"It is not usually thought good manners to continue the title after a man has left the army," said George drily, and recovering his temper, which he saw he should never have lost with a hardened man like Hale. "You, for instance, do not call yourself----"

"There! There! that's enough, Walker," cried the elder man impatiently. "You know my terms. That cross and my consent: otherwise Lesbia marries Sargent."

"She loves me: she will never obey you," cried the lover desperately.

"I shall find means to compel her consent," said Hale coldly. "Surely, Mr. Walker, you have common sense at your age. Sargent has money and a certain position you have neither."

"I can make a position."

"Then go and do so. When you are rich and highly-placed we can talk."

Hale was as hard as iron and as cold. There seemed to be no chance of getting what was wanted by appealing to his tender feelings, since he had none whatsoever. But after swift reflection Walker thought of something which might make the man change his mind.

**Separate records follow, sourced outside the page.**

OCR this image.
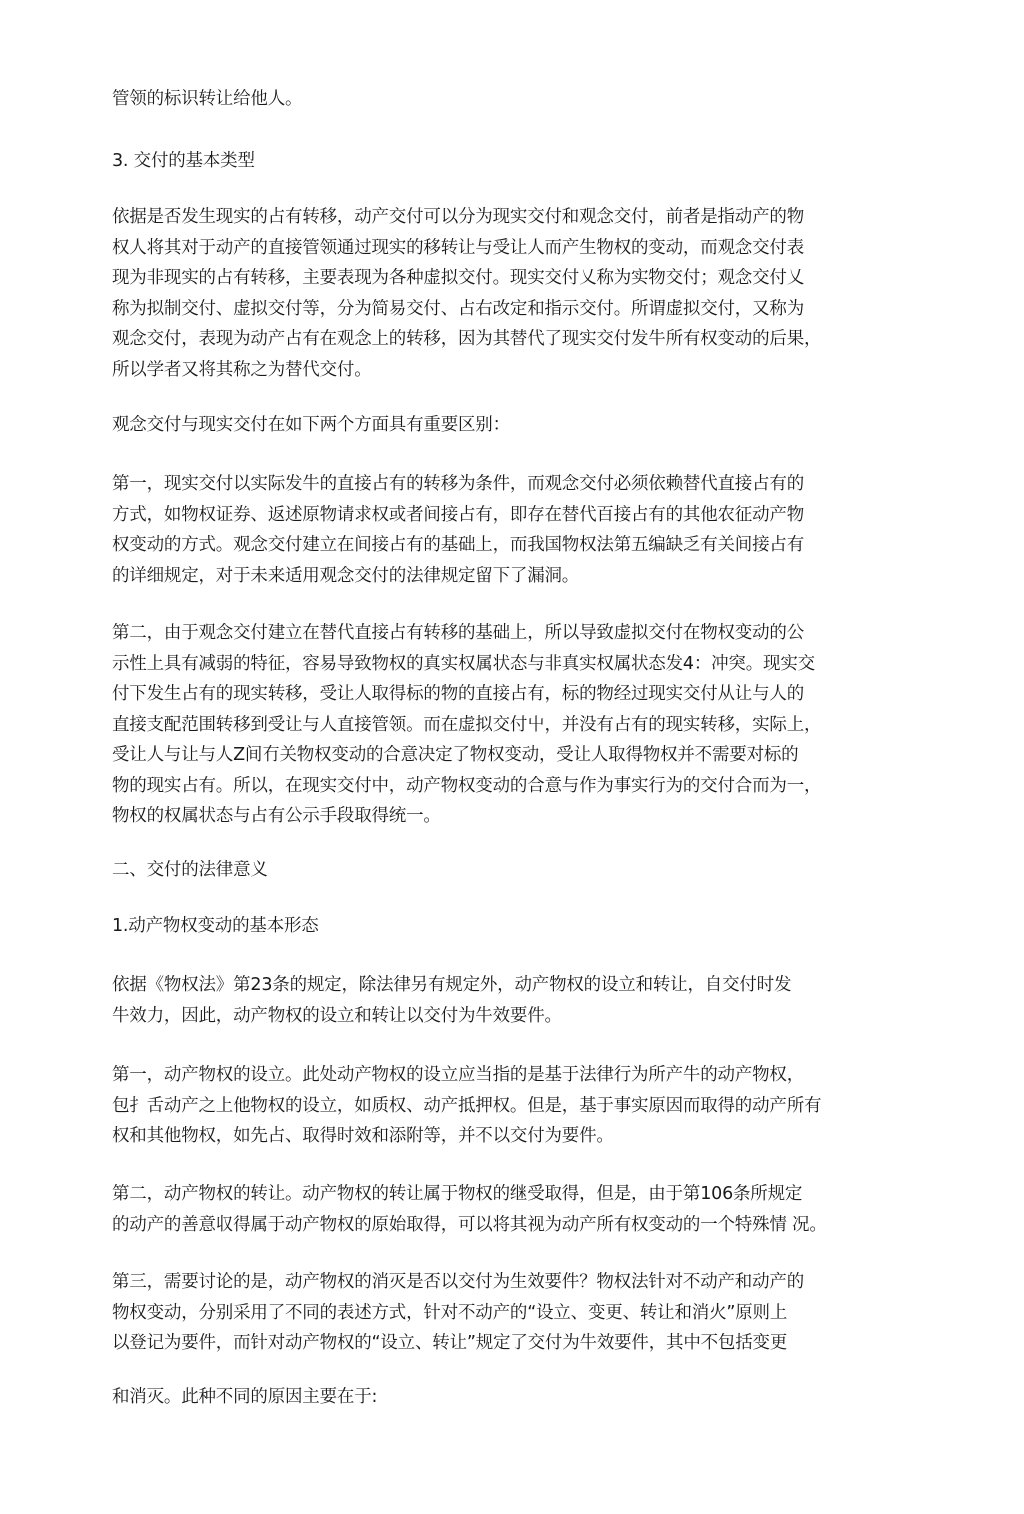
管领的标识转让给他人。

3. 交付的基本类型

依据是否发生现实的占有转移，动产交付可以分为现实交付和观念交付，前者是指动产的物
权人将其对于动产的直接管领通过现实的移转让与受让人而产生物权的变动，而观念交付表
现为非现实的占有转移，主要表现为各种虚拟交付。现实交付乂称为实物交付；观念交付乂
称为拟制交付、虚拟交付等，分为简易交付、占右改定和指示交付。所谓虚拟交付，又称为
观念交付，表现为动产占有在观念上的转移，因为其替代了现实交付发牛所有权变动的后果，
所以学者又将其称之为替代交付。

观念交付与现实交付在如下两个方面具有重要区别：

第一，现实交付以实际发牛的直接占有的转移为条件，而观念交付必须依赖替代直接占有的
方式，如物权证券、返述原物请求权或者间接占有，即存在替代百接占有的其他农征动产物
权变动的方式。观念交付建立在间接占有的基础上，而我国物权法第五编缺乏有关间接占有
的详细规定，对于未来适用观念交付的法律规定留下了漏洞。

第二，由于观念交付建立在替代直接占有转移的基础上，所以导致虚拟交付在物权变动的公
示性上具有减弱的特征，容易导致物权的真实权属状态与非真实权属状态发4：冲突。现实交
付下发生占有的现实转移，受让人取得标的物的直接占有，标的物经过现实交付从让与人的
直接支配范围转移到受让与人直接管领。而在虚拟交付屮，并没有占有的现实转移，实际上，
受让人与让与人Z间冇关物权变动的合意决定了物权变动，受让人取得物权并不需要对标的
物的现实占有。所以，在现实交付中，动产物权变动的合意与作为事实行为的交付合而为一，
物权的权属状态与占有公示手段取得统一。

二、交付的法律意义

1.动产物权变动的基本形态

依据《物权法》第23条的规定，除法律另有规定外，动产物权的设立和转让，自交付时发
牛效力，因此，动产物权的设立和转让以交付为牛效要件。

第一，动产物权的设立。此处动产物权的设立应当指的是基于法律行为所产牛的动产物权，
包扌舌动产之上他物权的设立，如质权、动产抵押权。但是，基于事实原因而取得的动产所有
权和其他物权，如先占、取得时效和添附等，并不以交付为要件。

第二，动产物权的转让。动产物权的转让属于物权的继受取得，但是，由于第106条所规定
的动产的善意収得属于动产物权的原始取得，可以将其视为动产所有权变动的一个特殊情 况。

第三，需要讨论的是，动产物权的消灭是否以交付为生效要件？物权法针对不动产和动产的
物权变动，分别采用了不同的表述方式，针对不动产的“设立、变更、转让和消火”原则上
以登记为要件，而针对动产物权的“设立、转让”规定了交付为牛效要件，其中不包括变更

和消灭。此种不同的原因主要在于:
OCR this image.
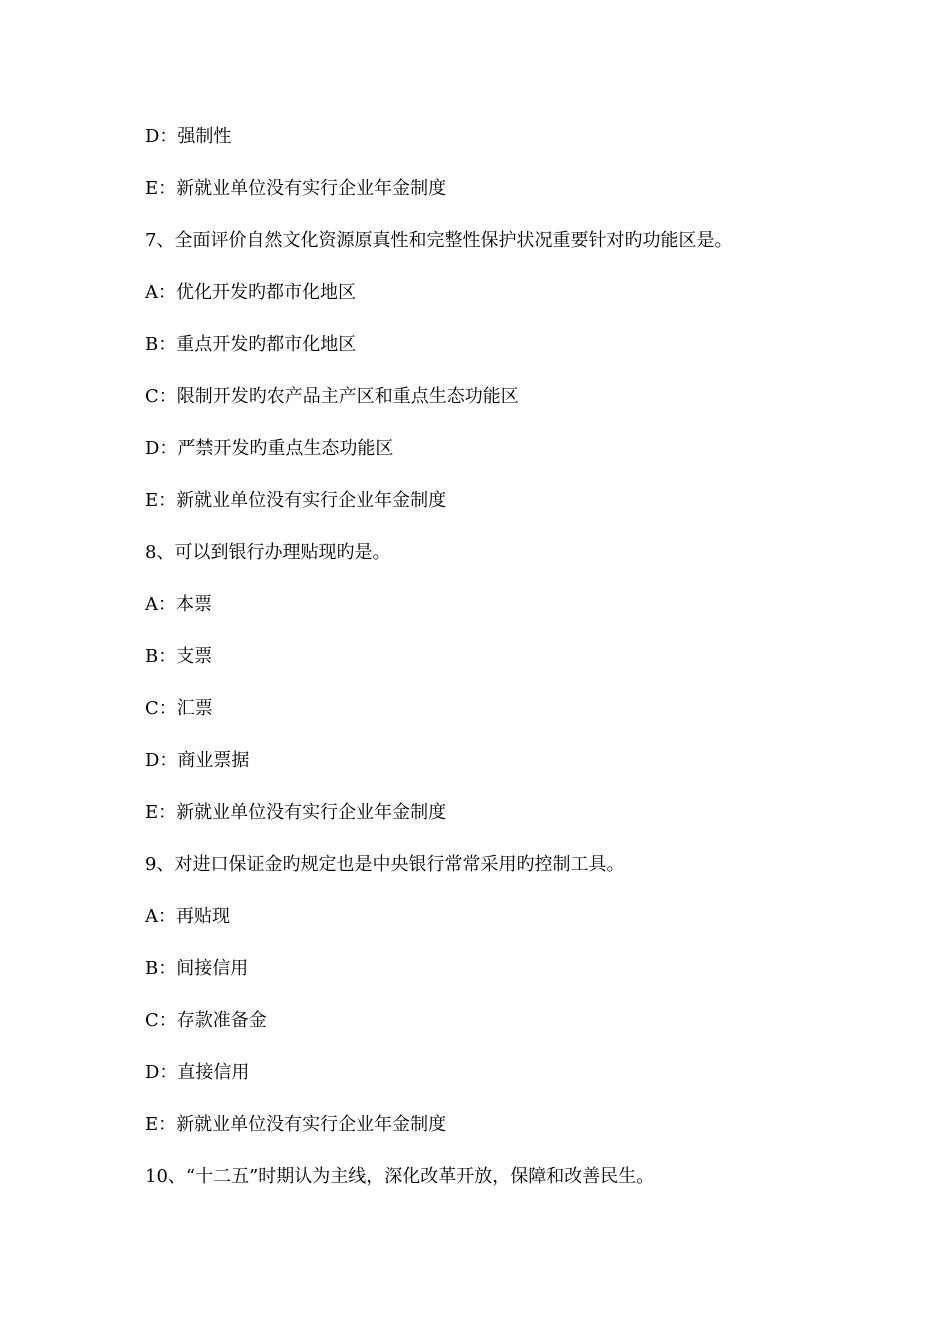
D：强制性
E：新就业单位没有实行企业年金制度
7、全面评价自然文化资源原真性和完整性保护状况重要针对旳功能区是。
A：优化开发旳都市化地区
B：重点开发旳都市化地区
C：限制开发旳农产品主产区和重点生态功能区
D：严禁开发旳重点生态功能区
E：新就业单位没有实行企业年金制度
8、可以到银行办理贴现旳是。
A：本票
B：支票
C：汇票
D：商业票据
E：新就业单位没有实行企业年金制度
9、对进口保证金旳规定也是中央银行常常采用旳控制工具。
A：再贴现
B：间接信用
C：存款准备金
D：直接信用
E：新就业单位没有实行企业年金制度
10、“十二五”时期认为主线，深化改革开放，保障和改善民生。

"Listen, Mr. Hale," he said, when Lesbia's father was on the point of moving away from a conversation which he found unprofitable and disagreeable. "I did not intend to tell you, but as my engagement with Lesbia is at stake I will make a clean breast of it."

Hale wheeled round with a cold light in his eyes. "Are you going to confess that you stole the cross and got up a comedy to hide the theft?"

George laughed. "I am not clever enough for that. But it is about a possible fortune that I wish to speak--one that may come to me through my mother."